Lifestyle

Your Neighborhood May Be Aging You At The Cellular Level

Researchers have determined that neighborhood conditions may be driving aging at the cellular level.

Their study in Social Science and Medicine finds that people living in neighborhoods with fewer social and economic opportunities such as jobs and stable housing are more likely to have an abundance of CDKN2A RNA, a measure of cellular aging.

This article was written by Rachel Harrison and originally published by Futurity.

“Our health is shaped not only by individual behaviors, but also by the environments we live in,” says Mariana Rodrigues, a PhD student at New York University’s School of Global Public Health and the study’s first author.

“This study suggests that structural conditions may become biologically embedded and influence aging processes over time.”

Neighborhood factors such as green spaces, clean air, jobs, well-resourced schools, and affordable housing can influence our well-being. Studies show that people living in areas lacking these opportunities have a higher risk of chronic disease and shorter life expectancies, but less is known about the impact on health and aging at a cellular level.

As cells age, they stop dividing but remain metabolically active and secrete substances that fuel inflammation. These cellular changes are connected to frailty and aging-related diseases. Measures of cellular senescence—an indicator of biological aging—include: CDKN2A RNA abundance, which is involved in halting cell division; DNA damage response, reflecting genomic instability; and senescence-associated secretory phenotypes, which activate inflammatory pathways.

To understand the connection between neighborhood factors and cellular aging, the researchers analyzed data from 1,215 American adults in the Midlife in the United States (MIDUS) study, including blood samples measuring four molecular markers of cellular aging. They also assessed neighborhood opportunity based on a participant’s census tract using the Childhood Opportunity Index 3, which calculates 44 location-specific measures of education (e.g., test scores and graduation rates), health and environment (e.g., air and water quality, walkability, and health insurance coverage), and social and economic resources (e.g., employment, homeownership, and income).

The researchers found that people living in low-opportunity neighborhoods had significantly elevated CDKN2A RNA, even after accounting for other socioeconomic, health, and lifestyle factors. The association between neighborhood opportunity and CDKN2A expression was strongest for social and economic factors, meaning that cellular senescence may be driven by a neighborhood’s lower social and economic opportunity rather than by a lack of education, health, or environmental factors.

“Stressors related to income, jobs, and housing are not occasional, but persistent conditions that shape daily life,” says Adolfo Cuevas, associate professor of social and behavioral sciences at NYU School of Global Public Health and the study’s senior author.
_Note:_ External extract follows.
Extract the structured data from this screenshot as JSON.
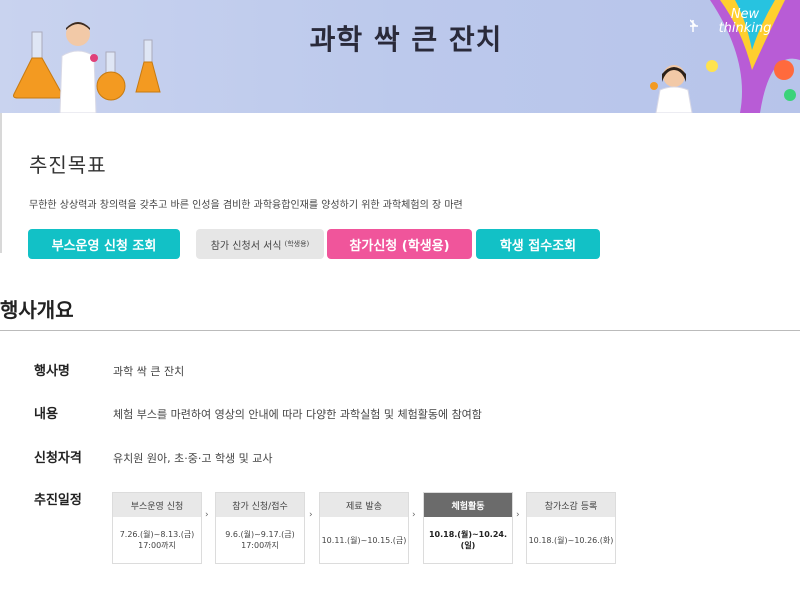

“Our findings suggest that chronic stress caused by economic deprivation and limited mobility may be the primary driver of cellular aging.”

The researchers hope that future studies will hone in on community-related factors that could buffer against health risks and continue to examine how neighborhood conditions influence aging over time, which could help pinpoint critical windows of exposure.

However, they note that many environmental factors that influence health are structural—”not things we can fix as individuals, but rather, what we should be addressing as a society,” noted Rodrigues.

“Improving neighborhood conditions, particularly social and economic resources, may be important for promoting healthy aging and reducing health disparities, but if we really want to address health disparities and improve health for everyone, it’s important to consider what needs to be changed at the structural level,” says Rodrigues.

Additional study authors are from the NYU School of Global Public Health as well as the University of California, Los Angeles.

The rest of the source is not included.